‘96 Hamptons-DAY ONE: Arriving, Checking In, and Lounging

by indieWIRE (October 18, 1996)
DAY ONE: Arriving, Checking In, and Lounging

by Eugene Hernandez


DAY ONE of the Hamptons International Film Festival began quietly as filmmakers, aficionados and industry types made the mid-week trip to East Hampton for the Fourth Annual fête. If every "i" and "t" had yet to be dotted and crossed at various festival venues no one really seemed to mind, after all it was a beautiful autumn day -- leaves, reddened by a recent cold snap, had begun to fall and folks seem ready to settle in for four days of films, seminars and parties.

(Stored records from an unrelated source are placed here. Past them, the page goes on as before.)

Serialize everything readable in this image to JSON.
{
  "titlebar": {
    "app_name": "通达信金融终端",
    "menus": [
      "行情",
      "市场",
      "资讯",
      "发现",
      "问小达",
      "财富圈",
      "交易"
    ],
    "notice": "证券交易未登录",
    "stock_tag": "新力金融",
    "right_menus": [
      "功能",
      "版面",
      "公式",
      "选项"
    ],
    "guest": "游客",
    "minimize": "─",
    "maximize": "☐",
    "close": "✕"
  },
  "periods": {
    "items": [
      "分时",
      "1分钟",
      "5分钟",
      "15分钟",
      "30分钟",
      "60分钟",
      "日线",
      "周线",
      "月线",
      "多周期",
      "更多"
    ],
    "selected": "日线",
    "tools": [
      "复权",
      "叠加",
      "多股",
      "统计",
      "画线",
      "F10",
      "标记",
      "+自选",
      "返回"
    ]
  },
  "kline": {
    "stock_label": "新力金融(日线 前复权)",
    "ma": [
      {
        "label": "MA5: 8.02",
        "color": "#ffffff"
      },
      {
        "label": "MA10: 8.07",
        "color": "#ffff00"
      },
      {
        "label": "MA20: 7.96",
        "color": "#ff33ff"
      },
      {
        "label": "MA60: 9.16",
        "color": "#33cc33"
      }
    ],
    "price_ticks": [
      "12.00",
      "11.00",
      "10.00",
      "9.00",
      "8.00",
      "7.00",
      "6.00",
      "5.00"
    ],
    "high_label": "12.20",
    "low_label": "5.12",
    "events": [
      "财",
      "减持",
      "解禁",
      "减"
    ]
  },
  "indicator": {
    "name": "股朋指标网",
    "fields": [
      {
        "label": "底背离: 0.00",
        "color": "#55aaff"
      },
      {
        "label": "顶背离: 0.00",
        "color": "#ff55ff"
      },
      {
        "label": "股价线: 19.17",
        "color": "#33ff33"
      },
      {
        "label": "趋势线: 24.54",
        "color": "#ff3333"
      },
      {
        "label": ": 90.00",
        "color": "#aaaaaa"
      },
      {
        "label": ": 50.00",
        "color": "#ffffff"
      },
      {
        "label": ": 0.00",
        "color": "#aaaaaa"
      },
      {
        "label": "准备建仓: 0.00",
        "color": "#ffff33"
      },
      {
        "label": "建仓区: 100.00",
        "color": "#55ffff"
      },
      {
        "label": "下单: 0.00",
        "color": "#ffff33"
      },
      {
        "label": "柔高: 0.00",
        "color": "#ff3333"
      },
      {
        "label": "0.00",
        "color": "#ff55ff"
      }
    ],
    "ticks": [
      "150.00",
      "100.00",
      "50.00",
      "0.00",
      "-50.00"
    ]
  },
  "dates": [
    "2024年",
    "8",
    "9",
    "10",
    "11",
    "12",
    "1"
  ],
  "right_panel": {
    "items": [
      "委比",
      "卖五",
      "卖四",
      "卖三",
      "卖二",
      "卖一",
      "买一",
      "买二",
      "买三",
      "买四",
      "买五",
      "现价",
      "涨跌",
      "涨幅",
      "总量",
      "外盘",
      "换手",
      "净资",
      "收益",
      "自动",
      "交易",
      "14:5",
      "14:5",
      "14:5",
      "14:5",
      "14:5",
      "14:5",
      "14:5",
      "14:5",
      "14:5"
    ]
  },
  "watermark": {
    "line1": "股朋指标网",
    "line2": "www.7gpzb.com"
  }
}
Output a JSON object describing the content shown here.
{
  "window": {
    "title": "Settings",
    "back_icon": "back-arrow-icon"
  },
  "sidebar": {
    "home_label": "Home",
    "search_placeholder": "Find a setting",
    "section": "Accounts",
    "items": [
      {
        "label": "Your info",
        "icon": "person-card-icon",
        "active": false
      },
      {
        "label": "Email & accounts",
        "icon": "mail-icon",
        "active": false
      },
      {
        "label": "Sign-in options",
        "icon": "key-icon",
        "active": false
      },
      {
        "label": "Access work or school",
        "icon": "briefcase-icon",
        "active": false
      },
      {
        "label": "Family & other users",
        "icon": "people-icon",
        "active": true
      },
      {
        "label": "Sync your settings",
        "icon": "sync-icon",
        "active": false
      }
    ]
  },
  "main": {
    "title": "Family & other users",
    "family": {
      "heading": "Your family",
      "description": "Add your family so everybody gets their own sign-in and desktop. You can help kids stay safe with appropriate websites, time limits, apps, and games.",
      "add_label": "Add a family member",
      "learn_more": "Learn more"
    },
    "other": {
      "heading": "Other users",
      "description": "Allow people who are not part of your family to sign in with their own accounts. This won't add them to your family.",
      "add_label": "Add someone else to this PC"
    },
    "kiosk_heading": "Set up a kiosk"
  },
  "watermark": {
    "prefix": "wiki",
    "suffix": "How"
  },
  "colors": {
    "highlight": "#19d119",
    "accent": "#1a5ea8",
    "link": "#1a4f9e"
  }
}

Checking in at the Festival's Hunting Inn headquarters, Arthur Borman ("Shooting Lily") seemed a bit tired after a red-eye flight from Los Angeles and a mix-up at Laguardia Airport -- apparently his driver for the trip to Eastern Long Island decided to leave without him. Arthur is looking forward to his film's first festival screening (He assured us that he will let us know how it went with a diary entry...) the film garnered strong buzz at the recent Independent Feature Film Market in New York and since then, Arthur has been busy securing international distribution and wooing several domestic distributors.

The place to hang in between screenings is apparently the lounge above The Cigar Box, a local establishment a few doors down Main St. from the UA Theaters. Make your way past the front counter (and the bulldog mascot, Pushkin) and head up the circular staircase to the Directors Guild of America-sponsored "Filmmaker/Press Lounge." Spotted lounging yesterday were Festival Exec. Director Ken Tabachnick, Juror Roy Scheider, PR Mavens Susan Jacobs & Henry Eshelman, and Anjelica Huston & Festival Chair Toni Ross, who were overheard chatting about the Olympics, prior to Ms. Huston's post-screening Q & A session.

Filmmaker Steve Feder appears calm a few hours before the sold out, world premiere of his new film, "The Cottonwood." He completed the project this summer and took it to the IFFM at the urging of a financier. Feder is pleased to report that yesterday's East Hampton Star features his film's first review, and it's a thumbs up. Writer Joanne Grant called the project "a bright, witty, lightweight comedy, charmingly told by Steven Feder" (Feder was pleasantly surprised to learn that Grant is the mother of indieWIRE's own Mark Rabinowitz).

Ing K, a filmmaker and journalist from Bangok, was hanging in the Lounge. The column she's writing for a Thai publication is entitled "Shoestring Diaries," and Ing calls the series a "cinema lovers diary." Ing is currently living in West Hampton finishing a feature with partner, Brian Bennett. The film, entitled "My Teacher Eats Biscuits," is a religious satire which Ing calls, "a send up of eastern mysticism." Hailing New York as the "shoestring capital of the world," Ing is finishing the film here because, as she explains it, "they do not print 16mm in Thailand."